U.S. Department of Health and Human Services: Refugee Individual Development Accounts ProgramDeadline: May 15, 2018
The Refugee Individual Development Accounts (IDA) Program represents an anti-poverty strategy built on asset accumulation for low-income refugee individuals and families with the goal of promoting refugee economic independence. IDAs are leveraged or matched savings accounts. In the Refugee IDA Program, IDAs are matched with federal funds that have been allocated as “match funds” from at least 65 percent of the annual federal grant award. IDAs are established in insured accounts in qualified financial institutions.

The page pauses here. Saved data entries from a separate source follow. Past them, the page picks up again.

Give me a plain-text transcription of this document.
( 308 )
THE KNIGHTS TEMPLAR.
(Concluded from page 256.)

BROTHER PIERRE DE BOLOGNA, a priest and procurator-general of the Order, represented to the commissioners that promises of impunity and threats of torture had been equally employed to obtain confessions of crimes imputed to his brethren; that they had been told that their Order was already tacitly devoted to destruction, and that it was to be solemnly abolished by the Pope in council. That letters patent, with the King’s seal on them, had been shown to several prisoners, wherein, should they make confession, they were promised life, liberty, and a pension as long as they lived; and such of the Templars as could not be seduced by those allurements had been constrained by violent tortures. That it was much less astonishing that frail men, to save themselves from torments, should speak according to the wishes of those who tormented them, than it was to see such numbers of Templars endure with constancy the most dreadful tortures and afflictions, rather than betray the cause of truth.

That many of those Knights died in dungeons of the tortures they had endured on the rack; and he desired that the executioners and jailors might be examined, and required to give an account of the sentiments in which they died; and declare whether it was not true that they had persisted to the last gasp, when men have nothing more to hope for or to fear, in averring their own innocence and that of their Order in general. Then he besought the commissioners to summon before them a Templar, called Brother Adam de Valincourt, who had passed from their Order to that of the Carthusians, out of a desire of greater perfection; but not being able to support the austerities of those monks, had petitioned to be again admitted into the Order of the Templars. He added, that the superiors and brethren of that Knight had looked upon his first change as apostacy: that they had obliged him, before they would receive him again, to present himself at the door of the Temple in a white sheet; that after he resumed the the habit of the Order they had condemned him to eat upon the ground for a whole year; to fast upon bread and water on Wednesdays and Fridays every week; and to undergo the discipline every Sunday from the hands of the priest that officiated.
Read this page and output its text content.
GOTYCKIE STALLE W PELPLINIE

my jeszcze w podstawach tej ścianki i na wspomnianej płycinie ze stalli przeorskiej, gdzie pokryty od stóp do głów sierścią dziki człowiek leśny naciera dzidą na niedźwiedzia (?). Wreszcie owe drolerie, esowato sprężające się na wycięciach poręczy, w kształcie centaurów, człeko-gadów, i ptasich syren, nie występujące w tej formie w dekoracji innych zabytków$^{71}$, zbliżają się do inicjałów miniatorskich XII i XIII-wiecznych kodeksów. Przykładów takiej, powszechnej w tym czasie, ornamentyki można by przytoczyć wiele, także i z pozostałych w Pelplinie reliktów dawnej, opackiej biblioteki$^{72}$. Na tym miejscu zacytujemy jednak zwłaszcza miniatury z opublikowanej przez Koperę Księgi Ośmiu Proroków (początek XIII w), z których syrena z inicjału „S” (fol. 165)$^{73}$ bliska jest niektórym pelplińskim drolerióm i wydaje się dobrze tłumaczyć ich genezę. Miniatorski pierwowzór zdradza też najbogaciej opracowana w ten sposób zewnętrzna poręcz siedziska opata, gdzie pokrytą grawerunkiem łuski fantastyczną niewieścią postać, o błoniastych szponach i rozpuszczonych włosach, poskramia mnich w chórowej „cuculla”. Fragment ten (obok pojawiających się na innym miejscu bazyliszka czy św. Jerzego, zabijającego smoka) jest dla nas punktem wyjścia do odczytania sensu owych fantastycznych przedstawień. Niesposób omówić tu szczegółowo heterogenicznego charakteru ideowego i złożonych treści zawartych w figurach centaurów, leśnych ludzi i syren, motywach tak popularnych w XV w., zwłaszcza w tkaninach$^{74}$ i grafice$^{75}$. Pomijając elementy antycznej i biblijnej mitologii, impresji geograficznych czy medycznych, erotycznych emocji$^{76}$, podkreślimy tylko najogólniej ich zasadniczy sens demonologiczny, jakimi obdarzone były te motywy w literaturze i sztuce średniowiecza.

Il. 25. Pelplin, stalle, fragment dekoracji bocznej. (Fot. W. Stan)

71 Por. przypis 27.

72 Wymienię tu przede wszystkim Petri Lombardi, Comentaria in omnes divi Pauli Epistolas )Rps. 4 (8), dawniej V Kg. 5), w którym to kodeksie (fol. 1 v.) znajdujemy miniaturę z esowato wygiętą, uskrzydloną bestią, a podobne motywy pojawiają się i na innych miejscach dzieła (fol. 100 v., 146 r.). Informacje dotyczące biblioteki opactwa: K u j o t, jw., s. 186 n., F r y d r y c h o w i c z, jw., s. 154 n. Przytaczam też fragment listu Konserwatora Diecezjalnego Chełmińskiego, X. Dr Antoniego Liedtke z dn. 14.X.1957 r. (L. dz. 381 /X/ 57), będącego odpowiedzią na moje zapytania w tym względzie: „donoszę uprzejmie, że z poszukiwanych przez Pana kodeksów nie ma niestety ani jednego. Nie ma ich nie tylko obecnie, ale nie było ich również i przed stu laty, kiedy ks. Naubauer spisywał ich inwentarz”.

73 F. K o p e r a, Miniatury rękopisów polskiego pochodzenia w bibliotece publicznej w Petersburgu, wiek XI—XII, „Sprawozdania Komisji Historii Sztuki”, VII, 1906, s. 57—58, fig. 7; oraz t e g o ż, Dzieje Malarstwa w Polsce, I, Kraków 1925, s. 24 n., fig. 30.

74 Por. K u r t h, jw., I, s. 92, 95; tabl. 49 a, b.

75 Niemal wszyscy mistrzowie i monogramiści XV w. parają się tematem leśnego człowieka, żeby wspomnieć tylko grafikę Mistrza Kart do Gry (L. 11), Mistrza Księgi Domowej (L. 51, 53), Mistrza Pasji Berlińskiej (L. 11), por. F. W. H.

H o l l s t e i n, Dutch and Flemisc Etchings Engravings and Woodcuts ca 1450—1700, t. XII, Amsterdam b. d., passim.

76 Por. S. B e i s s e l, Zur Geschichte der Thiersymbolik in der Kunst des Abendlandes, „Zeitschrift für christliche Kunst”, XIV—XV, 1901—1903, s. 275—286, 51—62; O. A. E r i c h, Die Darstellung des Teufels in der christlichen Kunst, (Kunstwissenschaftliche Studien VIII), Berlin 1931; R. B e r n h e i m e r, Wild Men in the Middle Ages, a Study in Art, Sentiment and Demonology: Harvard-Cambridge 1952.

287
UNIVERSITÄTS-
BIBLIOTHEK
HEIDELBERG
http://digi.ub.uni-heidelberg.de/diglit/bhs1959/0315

The objectives of the Refugee IDA Program are to help participants:
- Establish IDAs
- Maintain regular saving habits
- Participate in the financial institutions of this country
- Acquire assets to build individual, family, and community resources
- Increase their knowledge of financial and monetary topics, including developing a household budget
- Advancing education
- Buy homes
- Gain access to capital
- Increase the socio-economic development of their communities
These projects will accomplish these objectives by establishing programs that combine the provision of matched savings accounts with financial training and counseling.
Refugee participants will systematically contribute to the IDAs out of earned income to purchase specified asset goals. The primary focus of the asset goals in their Refugee IDA Program is limited to the following areas:
- Primary residence home purchase
- Vocational training, professional recertification, and education (limited to postsecondary education costs, college entrance exam fees, and Test of English as a Foreign Language (TOEFL) and GED preparation and test fees) as required for employment, certification, or education purposes
- Microenterprise capitalization, including home-based child care services
- Vehicle purchase
Amount: A total of $2,000,000 is available to make up to eight awards ranging from $100,000-$250,000 per budget period. The project period is for 36 months with three 12-month budget periods.
Eligibility: State governments; county governments; city or township governments; special district governments; independent school districts; public and State-controlled institutions of higher education; Native American tribal governments; public housing authorities/Indian housing authorities; Native American tribal organizations; nonprofits with or without 501(c)(3) status with the IRS; and private institutions of higher education.